With a flourish of geeky science fun and a hydraulic excavator to turn the soil, Chapman University celebrated the formal groundbreaking of its Center for Science and Technology on Wednesday, April 27.
The crowd that had gathered at the construction site abutting the north side of Ernie Chapman Stadium erupted in cheers when the ceremonial “shovel” broke ground on the largest facility in the University’s history.
“I have to say that this is probably the most significant event and one that I consider the most fulfilling capstone of my 25 years as president. That’s how important this facility and this occasion is and what we are commemorating today,” President Jim Doti said.
The $130 million 2.25-acre complex will house the Schmid College of Science and Technology and include two halls — the Hall of Science and the Hall of Technology and Engineering.

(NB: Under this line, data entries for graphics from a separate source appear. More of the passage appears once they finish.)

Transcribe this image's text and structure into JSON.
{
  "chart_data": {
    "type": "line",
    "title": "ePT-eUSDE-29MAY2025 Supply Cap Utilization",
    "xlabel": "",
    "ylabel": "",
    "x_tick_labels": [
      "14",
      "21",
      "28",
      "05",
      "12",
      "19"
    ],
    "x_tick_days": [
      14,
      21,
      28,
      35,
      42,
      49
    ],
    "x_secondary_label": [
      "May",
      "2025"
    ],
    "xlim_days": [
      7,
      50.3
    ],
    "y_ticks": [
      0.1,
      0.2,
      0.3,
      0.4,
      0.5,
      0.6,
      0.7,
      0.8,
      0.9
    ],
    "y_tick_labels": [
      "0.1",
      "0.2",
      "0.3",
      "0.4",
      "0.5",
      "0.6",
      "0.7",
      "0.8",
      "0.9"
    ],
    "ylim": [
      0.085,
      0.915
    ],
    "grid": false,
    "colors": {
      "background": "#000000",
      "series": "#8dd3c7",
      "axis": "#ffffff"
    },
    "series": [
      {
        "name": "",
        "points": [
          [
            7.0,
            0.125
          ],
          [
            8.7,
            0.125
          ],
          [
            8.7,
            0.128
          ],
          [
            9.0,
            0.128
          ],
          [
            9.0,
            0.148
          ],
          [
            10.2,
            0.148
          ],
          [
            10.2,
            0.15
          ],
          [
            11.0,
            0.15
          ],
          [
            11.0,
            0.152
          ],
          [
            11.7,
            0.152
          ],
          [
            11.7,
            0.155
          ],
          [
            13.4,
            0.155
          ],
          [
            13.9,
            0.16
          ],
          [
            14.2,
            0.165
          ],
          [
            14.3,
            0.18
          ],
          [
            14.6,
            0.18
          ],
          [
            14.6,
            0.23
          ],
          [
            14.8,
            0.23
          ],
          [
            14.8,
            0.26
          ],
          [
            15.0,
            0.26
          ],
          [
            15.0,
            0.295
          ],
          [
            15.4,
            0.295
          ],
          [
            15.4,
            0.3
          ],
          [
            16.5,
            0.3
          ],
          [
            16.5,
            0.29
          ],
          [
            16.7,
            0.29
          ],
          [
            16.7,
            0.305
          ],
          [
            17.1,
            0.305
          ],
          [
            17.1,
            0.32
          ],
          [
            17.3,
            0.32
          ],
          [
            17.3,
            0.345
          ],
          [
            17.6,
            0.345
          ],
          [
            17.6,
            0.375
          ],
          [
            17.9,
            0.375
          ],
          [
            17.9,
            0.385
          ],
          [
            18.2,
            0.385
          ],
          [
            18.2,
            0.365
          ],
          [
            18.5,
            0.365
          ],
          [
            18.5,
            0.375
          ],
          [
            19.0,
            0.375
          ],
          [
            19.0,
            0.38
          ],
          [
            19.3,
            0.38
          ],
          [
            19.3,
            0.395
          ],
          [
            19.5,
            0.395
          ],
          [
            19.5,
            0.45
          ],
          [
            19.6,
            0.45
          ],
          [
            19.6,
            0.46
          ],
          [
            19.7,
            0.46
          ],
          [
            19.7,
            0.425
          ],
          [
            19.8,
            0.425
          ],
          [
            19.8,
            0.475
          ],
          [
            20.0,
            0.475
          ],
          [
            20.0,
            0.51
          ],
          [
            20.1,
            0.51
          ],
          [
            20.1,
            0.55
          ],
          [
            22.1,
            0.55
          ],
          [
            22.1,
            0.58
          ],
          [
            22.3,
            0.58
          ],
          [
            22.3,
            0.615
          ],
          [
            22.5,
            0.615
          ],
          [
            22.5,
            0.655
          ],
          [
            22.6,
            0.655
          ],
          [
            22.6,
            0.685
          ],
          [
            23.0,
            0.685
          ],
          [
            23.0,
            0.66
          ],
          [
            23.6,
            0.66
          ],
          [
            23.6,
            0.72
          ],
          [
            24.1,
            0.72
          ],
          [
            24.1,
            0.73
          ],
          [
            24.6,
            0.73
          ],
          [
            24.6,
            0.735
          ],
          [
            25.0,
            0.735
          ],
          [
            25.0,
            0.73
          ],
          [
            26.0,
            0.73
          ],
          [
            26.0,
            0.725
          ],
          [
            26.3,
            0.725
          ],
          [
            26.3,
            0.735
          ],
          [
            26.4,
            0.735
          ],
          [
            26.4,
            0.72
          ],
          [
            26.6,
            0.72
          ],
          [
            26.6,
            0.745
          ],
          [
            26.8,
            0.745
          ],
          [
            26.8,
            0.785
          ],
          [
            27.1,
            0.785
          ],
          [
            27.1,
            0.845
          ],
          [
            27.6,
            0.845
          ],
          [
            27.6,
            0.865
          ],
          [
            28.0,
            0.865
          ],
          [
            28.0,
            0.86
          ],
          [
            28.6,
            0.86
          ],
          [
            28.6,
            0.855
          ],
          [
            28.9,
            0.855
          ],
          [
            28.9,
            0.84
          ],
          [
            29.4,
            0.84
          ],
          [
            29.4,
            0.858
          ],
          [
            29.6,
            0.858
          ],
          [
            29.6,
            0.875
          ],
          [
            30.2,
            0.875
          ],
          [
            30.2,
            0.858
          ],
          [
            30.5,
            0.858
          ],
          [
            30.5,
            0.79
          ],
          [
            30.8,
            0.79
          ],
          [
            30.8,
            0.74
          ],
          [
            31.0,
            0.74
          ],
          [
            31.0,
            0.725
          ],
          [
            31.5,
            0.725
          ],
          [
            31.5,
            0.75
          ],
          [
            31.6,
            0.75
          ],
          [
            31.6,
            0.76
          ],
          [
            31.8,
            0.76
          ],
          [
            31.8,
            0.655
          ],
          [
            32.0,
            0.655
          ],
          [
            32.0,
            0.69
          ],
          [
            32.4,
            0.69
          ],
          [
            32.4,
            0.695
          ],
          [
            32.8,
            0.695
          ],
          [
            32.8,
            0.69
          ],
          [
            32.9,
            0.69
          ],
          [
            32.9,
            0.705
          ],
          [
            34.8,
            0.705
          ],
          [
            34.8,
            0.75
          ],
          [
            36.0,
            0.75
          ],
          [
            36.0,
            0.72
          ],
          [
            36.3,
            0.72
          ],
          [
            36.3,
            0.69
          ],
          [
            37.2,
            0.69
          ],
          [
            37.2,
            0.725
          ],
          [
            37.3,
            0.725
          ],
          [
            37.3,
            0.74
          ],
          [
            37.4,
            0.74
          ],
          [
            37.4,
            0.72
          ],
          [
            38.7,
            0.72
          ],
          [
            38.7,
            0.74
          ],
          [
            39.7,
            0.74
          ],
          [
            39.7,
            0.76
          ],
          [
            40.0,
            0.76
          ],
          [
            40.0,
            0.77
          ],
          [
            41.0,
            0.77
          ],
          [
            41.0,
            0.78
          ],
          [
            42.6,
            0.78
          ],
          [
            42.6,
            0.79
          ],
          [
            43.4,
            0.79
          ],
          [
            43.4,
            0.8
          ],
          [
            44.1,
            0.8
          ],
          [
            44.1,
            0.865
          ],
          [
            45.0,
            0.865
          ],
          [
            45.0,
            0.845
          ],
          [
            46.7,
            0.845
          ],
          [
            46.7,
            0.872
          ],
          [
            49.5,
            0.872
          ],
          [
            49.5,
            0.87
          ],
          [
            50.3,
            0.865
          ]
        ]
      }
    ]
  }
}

The center is testament to the University’s commitment to research and the education of students who will be leaders in the fast-growing fields of science, said Andrew Lyon, dean of the Schmid College.
“If you build it, they will come. We’ve all heard it a million times. It couldn’t be more true for the sciences at Chapman over the past eight years. We built the programs and they came. Now we need to build our science students and faculty a facility worthy of their passion and vision for the future of the sciences, not just at Chapman, but around the world,” Lyon said. “The meteoric growth of the sciences at Chapman University really speaks to how dedicated people are to seeing through this collective vision, from the donors to the students to the faculty and the administration.”
In a playful tribute to those many visionaries and donors, the administrators along with faculty, alumni and student representatives even performed a demonstration of how catalysts – in this case a mashup of yeast, soap, hydrogen peroxide and food coloring – can deliver big results.
The resulting lava flow of colorful foam that billowed into the air and spilled onto the platform delighted the audience. But it was symbolic of something far more lasting, Struppa said.
“In these last 10 years we went from an idea, a purpose, and a desire to something that is extremely concrete,” Struppa said. “What we really appreciate is how this community has come together to help us.”